Bürgerliches Engagement über viele Generationen hinweg
Zweihundert Jahre Kunstverein in Bremen – das heißt 200 Jahre Begeisterung für die Kunst, ästhetische Erziehung, bürgerliches Engagement und tiefe Verankerung in der Stadtgesellschaft. Kunstvereins-Vorsitzerin Nicole Lamotte (Bild oben) sagt: „Die Geschichte des Kunstvereins ist im Grunde die Geschichte des bürgerlichen Engagements, die sich bis heute fortsetzt.“ Den Schenkungen von Klugkist, die seinerzeit am Anfang standen, seien beispielsweise die Sammlungen Schünemann und Osmers gefolgt. All diese Sammlungen hätten ihre Wurzeln in der Bremer Kaufmannschaft, so Lamotte.
Allerdings ist das Thema Kunst auch nach 200 Jahren kein wirtschaftlicher Selbstläufer. Mit dem „Unternehmenssalon“ werden seit 2016 Kaufleute angesprochen, um die Geschichte des Bremer Kunstvereins fortzuschreiben – „die Geschichte von selbstbewussten Bürgern und Kaufleuten, die sich für ihre Stadt und ihre Mitbürger stark gemacht haben“, wie es in der Broschüre des Vereins heißt. Dort wird auch Uwe Hollweg zitiert: „Kunst und Kultur zu fördern lohnt sich – für Unternehmen, für die Bürgerinnen und Bürger Bremens und für das Zusammenleben im Allgemeinen. Das wussten schon die Kaufleute, die vor 200 Jahren den Kunstverein in Bremen gegründet haben. Die waren eben schlau.“
Nicole Lamotte ergänzt: „Die Herausforderung heute ist, die junge Generation der Unternehmerinnen und Unternehmer zu interessieren und zu integrieren.“ So setzt die für den Zeitraum Mai bis September geplante Ausstellung „Generation*. Jugend trotz(t) Krise“ ein bewusstes Ausrufezeichen. Sie richtet sich gezielt an jüngere Besucherinnen und Besucher.
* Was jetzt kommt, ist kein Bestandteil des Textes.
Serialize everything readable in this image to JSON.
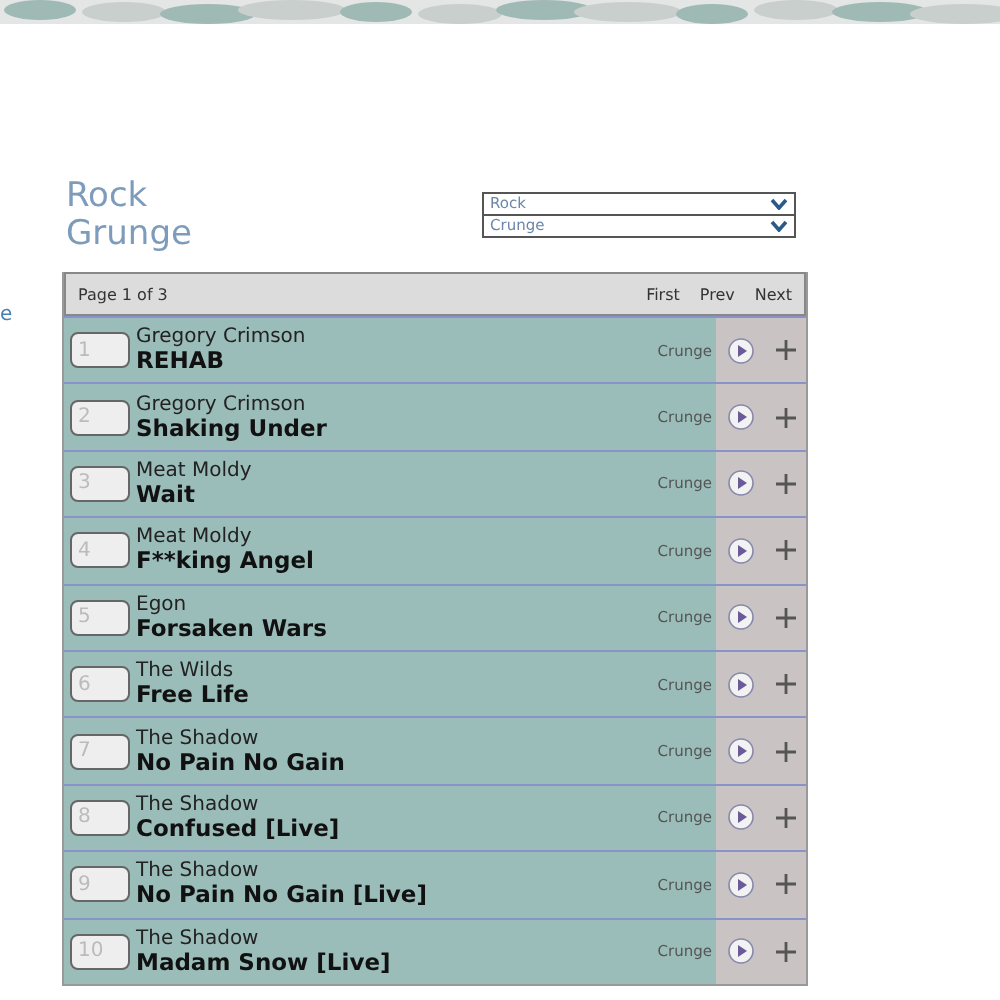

Frauen jetzt in der Überzahl
Vieles hat sich bereits geändert im Laufe der Jahrzehnte. Waren unter den Gründungsmitgliedern des Kunstvereins wohl ausschließlich Männer, so sind die Frauen bei den über 10.000 Mitgliedern heute längst in der Überzahl – mit Nicole Lamotte ist seit zwei Jahren erstmals eine Frau die Vorsitzerin. „Laut Satzung gibt es einen Vorsitzer des Kunstvereins, daher mussten wir die weibliche Form neu einführen“, schmunzelt sie.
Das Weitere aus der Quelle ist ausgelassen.